Meet Gülistan Kul


Gülistan Kul, Interpreter Coordinator

Born and raised in Turkey, Ms. Kul holds an Ed.M. from the University of Buffalo and is responsible for facilitating language access across a wide array of fields in Buffalo and the surrounding areas.

What are your academic credentials and what path have you taken to get to the Institute? How have they prepared you for your position?

[GK]: I got my Bachelor’s degree in Translation and Interpretation studies from Boğaziçi University in Turkey.  I worked as a translator and interpreter for about three years and then I got certified to teach English at a college in Turkey before coming here.  So, those experiences have definitely helped me understand what interpreters and translators go through when they do their job and to figure out the best way to support them.  Also, there is the customer service side of this job that my previous work experience have helped me in communicating more efficiently.

What would you say is the most rewarding thing about working at an organization like the Institute?

[GK]: Definitely helping people transition to new lives and seeing how they change over time.  Being able to contribute to that in a positive way has been the most rewarding thing.

What is the first word that comes to mind when I say “International Institute of Buffalo”?

[GK]: Diversity.  I researched the Institute right before I left Turkey to come to Buffalo and I knew right away that I wanted to work here.

What languages do you speak?

[GK]: Turkish and English.  I started learning English when I was in middle school, but it was very basic.  It wasn’t really until high school that I developed a strong handle on the English language.  Also, my college courses were all taught in English, so that helped me achieve proficiency. 

What is one accomplishment that you are most proud of? Why?

[GK]: Something that my father still talks about, actually.  I grew up in a small city in Turkey, so it was big news when I got into the school of my dreams.  It is the leading school in Turkey and it took a lot of hard work—in my program, 60,000 people take a test for admissions and I placed 53rd among all the people that took that test.

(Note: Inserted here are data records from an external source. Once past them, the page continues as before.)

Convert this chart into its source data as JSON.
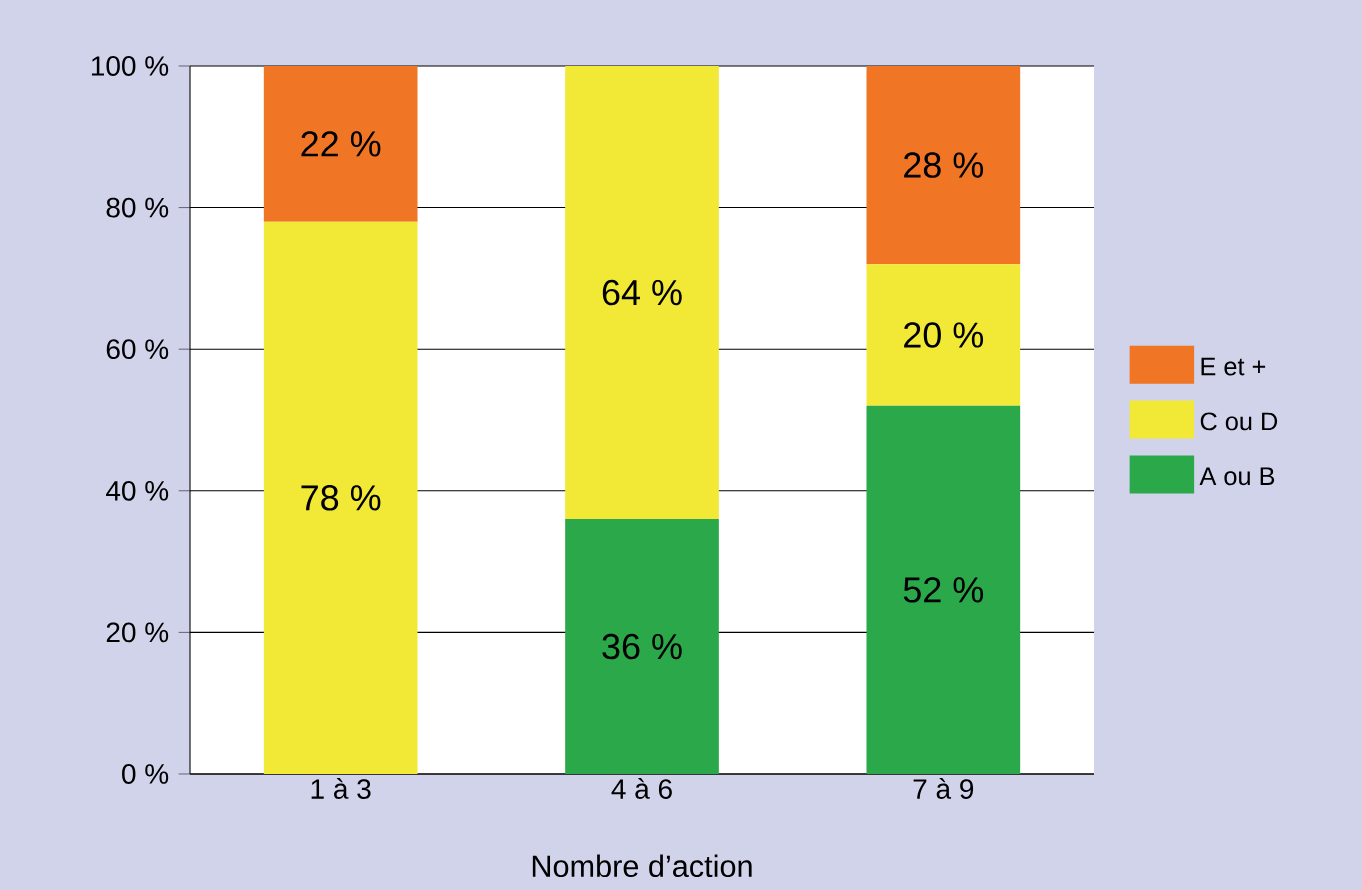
{
  "chart_data": {
    "type": "bar",
    "stacked": true,
    "xlabel": "Nombre d’action",
    "categories": [
      "1 à 3",
      "4 à 6",
      "7 à 9"
    ],
    "series": [
      {
        "name": "A ou B",
        "color": "#2aa84a",
        "values": [
          0,
          36,
          52
        ],
        "value_labels": [
          null,
          "36 %",
          "52 %"
        ]
      },
      {
        "name": "C ou D",
        "color": "#f2e936",
        "values": [
          78,
          64,
          20
        ],
        "value_labels": [
          "78 %",
          "64 %",
          "20 %"
        ]
      },
      {
        "name": "E et +",
        "color": "#f07524",
        "values": [
          22,
          0,
          28
        ],
        "value_labels": [
          "22 %",
          null,
          "28 %"
        ]
      }
    ],
    "ylim": [
      0,
      100
    ],
    "yticks": [
      {
        "value": 0,
        "label": "0 %"
      },
      {
        "value": 20,
        "label": "20 %"
      },
      {
        "value": 40,
        "label": "40 %"
      },
      {
        "value": 60,
        "label": "60 %"
      },
      {
        "value": 80,
        "label": "80 %"
      },
      {
        "value": 100,
        "label": "100 %"
      }
    ],
    "grid": "y",
    "legend": "right"
  }
}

Since the Institute works with diverse people from all the world, can you share with us your own heritage?

[GK]: I don’t know too much about my heritage.  Anatolia, as you may know, was home to many civilizations throughout history.  My father’s side is Turkish, but my grandmother on my mother’s side is Kurdish.  I guess you could consider me a first-generation foreign-born here in the U.S.

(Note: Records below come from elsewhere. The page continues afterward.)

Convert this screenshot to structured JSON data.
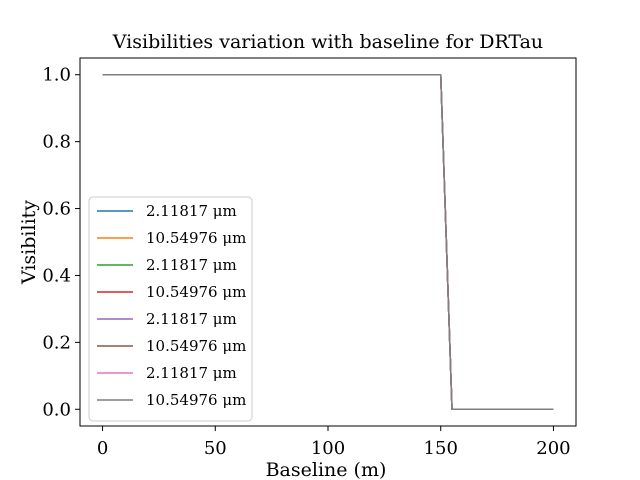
{
  "chart_data": {
    "type": "line",
    "title": "Visibilities variation with baseline for DRTau",
    "xlabel": "Baseline (m)",
    "ylabel": "Visibility",
    "xlim": [
      -10,
      210
    ],
    "ylim": [
      -0.05,
      1.05
    ],
    "xticks": [
      0,
      50,
      100,
      150,
      200
    ],
    "xtick_labels": [
      "0",
      "50",
      "100",
      "150",
      "200"
    ],
    "yticks": [
      0.0,
      0.2,
      0.4,
      0.6,
      0.8,
      1.0
    ],
    "ytick_labels": [
      "0.0",
      "0.2",
      "0.4",
      "0.6",
      "0.8",
      "1.0"
    ],
    "grid": false,
    "legend_position": "center-left",
    "x": [
      0,
      150,
      155,
      200
    ],
    "series": [
      {
        "name": "2.11817 μm",
        "color": "#1f77b4",
        "values": [
          1.0,
          1.0,
          0.0,
          0.0
        ]
      },
      {
        "name": "10.54976 μm",
        "color": "#ff7f0e",
        "values": [
          1.0,
          1.0,
          0.0,
          0.0
        ]
      },
      {
        "name": "2.11817 μm",
        "color": "#2ca02c",
        "values": [
          1.0,
          1.0,
          0.0,
          0.0
        ]
      },
      {
        "name": "10.54976 μm",
        "color": "#d62728",
        "values": [
          1.0,
          1.0,
          0.0,
          0.0
        ]
      },
      {
        "name": "2.11817 μm",
        "color": "#9467bd",
        "values": [
          1.0,
          1.0,
          0.0,
          0.0
        ]
      },
      {
        "name": "10.54976 μm",
        "color": "#8c564b",
        "values": [
          1.0,
          1.0,
          0.0,
          0.0
        ]
      },
      {
        "name": "2.11817 μm",
        "color": "#e377c2",
        "values": [
          1.0,
          1.0,
          0.0,
          0.0
        ]
      },
      {
        "name": "10.54976 μm",
        "color": "#7f7f7f",
        "values": [
          1.0,
          1.0,
          0.0,
          0.0
        ]
      }
    ]
  }
}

Given the international nature of the Institute, have you traveled abroad? Any place on your bucket list?

[GK]: I recently went to Dublin in June (2017).  But I have been to the Caribbean, Canada, England, and France as well.  I would really love to visit Mexico and some countries in South America—namely Costa Rica and Argentina.

If you could sit down with any historical figure, who would you choose? What is one question you would ask them?

[GK]: Mustafa Kemal Atatürk, 1881-1938, the founder the Republic of Turkey.  All of the good things that we have in Turkey, we owe to him.  There would be so much to talk about, and it would be hard to choose one question.  I guess I would definitely ask him how he did it all and what he relied on during the darkest times. 

Favorite ethnic food?

[GK]: It is hard to choose between Indian and Italian food.

Favorite book?

[GK]: Dostoyevsky’s Crime and Punishment.  I remember reading it in high school in the midst of all my exams and not being able to put it down.  And I am a nerd, nothing stops me from doing my homework [laughs].

What can you tell me about your life away from the Institute?

[GK]: I have a fairly simple life with my husband, a PhD candidate in Computer Science, here in Buffalo.  I recently finished my Master’s degree in Teaching English as a Second Language (TESOL), which is something that I have always wanted to pursue.  Outside of work, I do love cooking and experimenting with different recipes. 

What traits would you say define you?

[GK]: I think other people would describe me as a very determined and friendly person.